Learn by Directing AI
Unit 2

Architecture Decisions

Step 1: Understand rendering strategies

Before writing any code, you need to make an architecture decision that will shape everything else. Different pages on this site need different approaches to how they're built and delivered.

Static Site Generation (SSG) means the page is built once at deploy time. The HTML is ready before anyone visits. A CDN serves it from a server close to the visitor. Result: the fastest possible page load, because there's nothing to compute -- the page already exists.

The About page, the Visit page, the History page -- these don't change based on who's visiting or what they search for. They're the same for every tourist, every researcher, every member. Build them once and serve them instantly.

Server-Side Rendering (SSR) means the page is built fresh on each request. The server receives a request, fetches the relevant data, renders the HTML, and sends it. Result: the content is always current, but the server has to do work for every visitor.

The collection browsing page needs SSR. When a researcher searches for "18th century compass," the results depend on their query. The page can't be pre-built because the server doesn't know what someone will search for until they search.

Client-Side Rendering (CSR) means the server sends a minimal HTML shell, and JavaScript in the browser builds the page. Result: the page is interactive from the start, but the initial load is slower because the browser has to download and execute JavaScript before anything appears.

The members dashboard -- behind a login, interactive, showing personalized content -- fits CSR. It's only accessible to authenticated members, and the content changes based on who's logged in.

Step 2: Map your routes to strategies

Open materials/collection-data.json. This is the collection dataset -- 150 artifacts exported from the museum's legacy Access database. Browse through it. Each artifact has a category, an era, a description, and an image reference.

Now map the museum website's pages to rendering strategies:

Route Strategy Why
/, /about, /visit, /history SSG Static content. Same for every visitor. Build once, serve from CDN.
/collection, /collection/[id] SSR Dynamic. Results depend on search queries and filters.
/members/*, /members/dashboard CSR Interactive. Behind auth. Personalized to the logged-in member.

Each choice has consequences. SSG pages are fast but can't show dynamic content. SSR pages are current but add server processing time. CSR pages are interactive but have slower initial loads. For Ivan's tourists on 3G in Dubrovnik's old town, the About page loading in under 100ms (SSG) versus 500ms (SSR) is the difference between someone deciding to visit and someone walking away.

Step 3: Plan Suspense boundaries

The collection page needs special attention. When a researcher opens it, the navigation and search bar should appear instantly. The search results can stream in -- the page is usable before all results have loaded.

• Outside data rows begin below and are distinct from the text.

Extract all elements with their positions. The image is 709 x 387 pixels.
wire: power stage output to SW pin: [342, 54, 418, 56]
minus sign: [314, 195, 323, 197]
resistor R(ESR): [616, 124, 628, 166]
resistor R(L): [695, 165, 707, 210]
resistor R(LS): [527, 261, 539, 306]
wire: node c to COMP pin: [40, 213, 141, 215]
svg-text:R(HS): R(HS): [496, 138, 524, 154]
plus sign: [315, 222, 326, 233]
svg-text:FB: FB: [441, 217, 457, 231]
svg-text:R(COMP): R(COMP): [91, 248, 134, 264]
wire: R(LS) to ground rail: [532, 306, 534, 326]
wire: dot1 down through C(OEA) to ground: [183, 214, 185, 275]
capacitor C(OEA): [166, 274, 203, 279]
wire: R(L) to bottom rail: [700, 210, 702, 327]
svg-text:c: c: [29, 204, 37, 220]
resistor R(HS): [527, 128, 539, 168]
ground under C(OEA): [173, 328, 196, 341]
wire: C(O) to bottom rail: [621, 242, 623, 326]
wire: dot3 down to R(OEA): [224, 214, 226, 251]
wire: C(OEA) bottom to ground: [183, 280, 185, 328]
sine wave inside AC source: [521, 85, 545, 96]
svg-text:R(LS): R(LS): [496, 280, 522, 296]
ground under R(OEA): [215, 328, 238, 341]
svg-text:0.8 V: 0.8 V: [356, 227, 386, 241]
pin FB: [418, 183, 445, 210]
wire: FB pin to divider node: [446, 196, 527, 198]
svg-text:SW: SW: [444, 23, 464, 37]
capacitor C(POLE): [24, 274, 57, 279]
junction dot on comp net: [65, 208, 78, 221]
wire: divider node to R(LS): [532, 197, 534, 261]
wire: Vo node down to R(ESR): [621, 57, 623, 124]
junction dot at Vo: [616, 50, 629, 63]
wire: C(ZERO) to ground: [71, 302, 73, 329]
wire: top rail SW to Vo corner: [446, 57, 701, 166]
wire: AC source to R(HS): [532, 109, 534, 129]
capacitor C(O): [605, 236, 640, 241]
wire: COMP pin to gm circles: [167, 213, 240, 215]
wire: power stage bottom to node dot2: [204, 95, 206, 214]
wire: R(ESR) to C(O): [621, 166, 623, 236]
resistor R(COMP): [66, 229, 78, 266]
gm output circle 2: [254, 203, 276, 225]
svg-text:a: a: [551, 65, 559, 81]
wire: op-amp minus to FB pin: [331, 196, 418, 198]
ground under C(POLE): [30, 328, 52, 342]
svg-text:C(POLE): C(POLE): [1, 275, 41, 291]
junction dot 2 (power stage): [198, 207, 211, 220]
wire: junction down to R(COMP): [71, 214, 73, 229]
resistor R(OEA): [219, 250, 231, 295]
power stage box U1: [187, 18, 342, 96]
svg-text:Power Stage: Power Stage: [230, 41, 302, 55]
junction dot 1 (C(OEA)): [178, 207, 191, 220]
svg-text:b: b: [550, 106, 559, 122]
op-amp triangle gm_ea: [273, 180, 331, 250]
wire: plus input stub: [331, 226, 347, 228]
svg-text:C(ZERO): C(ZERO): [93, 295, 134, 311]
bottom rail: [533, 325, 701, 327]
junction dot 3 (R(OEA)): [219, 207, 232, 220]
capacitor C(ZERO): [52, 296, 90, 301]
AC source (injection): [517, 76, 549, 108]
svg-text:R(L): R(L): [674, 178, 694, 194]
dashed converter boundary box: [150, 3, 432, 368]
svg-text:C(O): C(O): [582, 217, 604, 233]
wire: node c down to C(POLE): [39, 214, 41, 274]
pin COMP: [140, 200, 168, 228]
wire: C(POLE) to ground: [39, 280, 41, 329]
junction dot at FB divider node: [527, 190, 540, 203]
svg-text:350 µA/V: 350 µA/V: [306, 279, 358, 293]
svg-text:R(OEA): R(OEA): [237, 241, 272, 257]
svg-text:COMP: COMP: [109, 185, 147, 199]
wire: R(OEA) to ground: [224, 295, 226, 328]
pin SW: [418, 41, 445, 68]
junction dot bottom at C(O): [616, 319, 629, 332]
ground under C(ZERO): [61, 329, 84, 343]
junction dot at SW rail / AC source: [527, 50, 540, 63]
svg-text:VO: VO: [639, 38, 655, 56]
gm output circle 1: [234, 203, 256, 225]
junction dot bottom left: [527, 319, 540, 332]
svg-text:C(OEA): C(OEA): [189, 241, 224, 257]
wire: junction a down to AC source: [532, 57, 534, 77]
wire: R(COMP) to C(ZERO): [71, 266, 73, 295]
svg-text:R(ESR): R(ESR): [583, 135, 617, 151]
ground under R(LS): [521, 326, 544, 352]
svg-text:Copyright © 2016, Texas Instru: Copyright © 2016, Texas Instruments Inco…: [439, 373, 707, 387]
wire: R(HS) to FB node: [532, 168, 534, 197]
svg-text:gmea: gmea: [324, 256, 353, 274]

Suspense boundaries control this. They tell Next.js: "show everything outside this boundary immediately, and show a loading state inside the boundary until the data arrives." Place them wrong and the user sees either a blank page (everything inside one boundary) or a jarring cascade of content appearing in waves (too many boundaries).

For the museum collection: the page shell (header, navigation, search bar, category filters) loads immediately. The artifact grid streams in. The artifact detail view (when someone clicks an item) streams in separately. Two boundaries, two loading states.

flowchart TD
    A[Museum Website] --> B[SSG Pages]
    A --> C[SSR Pages]
    A --> D[CSR Pages]
    B --> B1["/about"]
    B --> B2["/visit"]
    B --> B3["/history"]
    C --> C1["/collection - search/filter"]
    C --> C2["/collection/[id] - detail"]
    D --> D1["/members/dashboard"]
    D --> D2["/members/lectures"]
    D --> D3["/members/archives"]

Step 4: Write the CLAUDE.md governance file

This is the first project where you create the project governance file yourself. In previous projects, it was provided as a material. Now the architecture decisions are yours, and the governance file reflects them.

Create a CLAUDE.md in your project root. It should include:

  • The project name, client, and what you're building
  • The tech stack
  • The rendering strategy decisions (which routes use which strategy and why)
  • The ticket breakdown for the work ahead
  • Verification targets (Lighthouse accessibility, keyboard navigation, server-side auth, custom metrics)
  • The commit convention

The exemplar in materials/CLAUDE.md shows the structure. Your version should reflect the specific decisions you've made about rendering strategy, the constraints you discovered from Ivan, and the approach you're taking.

Step 5: Generate and review the project plan

Use plan mode to decompose the project. Ask Claude to propose a plan based on the architecture decisions in your CLAUDE.md. Review what it suggests:

  • Does the plan build the schema before the API routes? (The API depends on the data model.)
  • Does it implement auth before the members area? (Protected routes need auth to exist.)
  • Does it put accessibility work after the basic build? (Accessibility should be integrated, not bolted on.)

AI generates plans based on common patterns, not on this project's specific dependencies. Adjust the plan where the sequencing doesn't match what you know about the project.

✓ Check

Check: CLAUDE.md includes at least three route categories with different rendering strategies, each with a rationale tied to the audience it serves.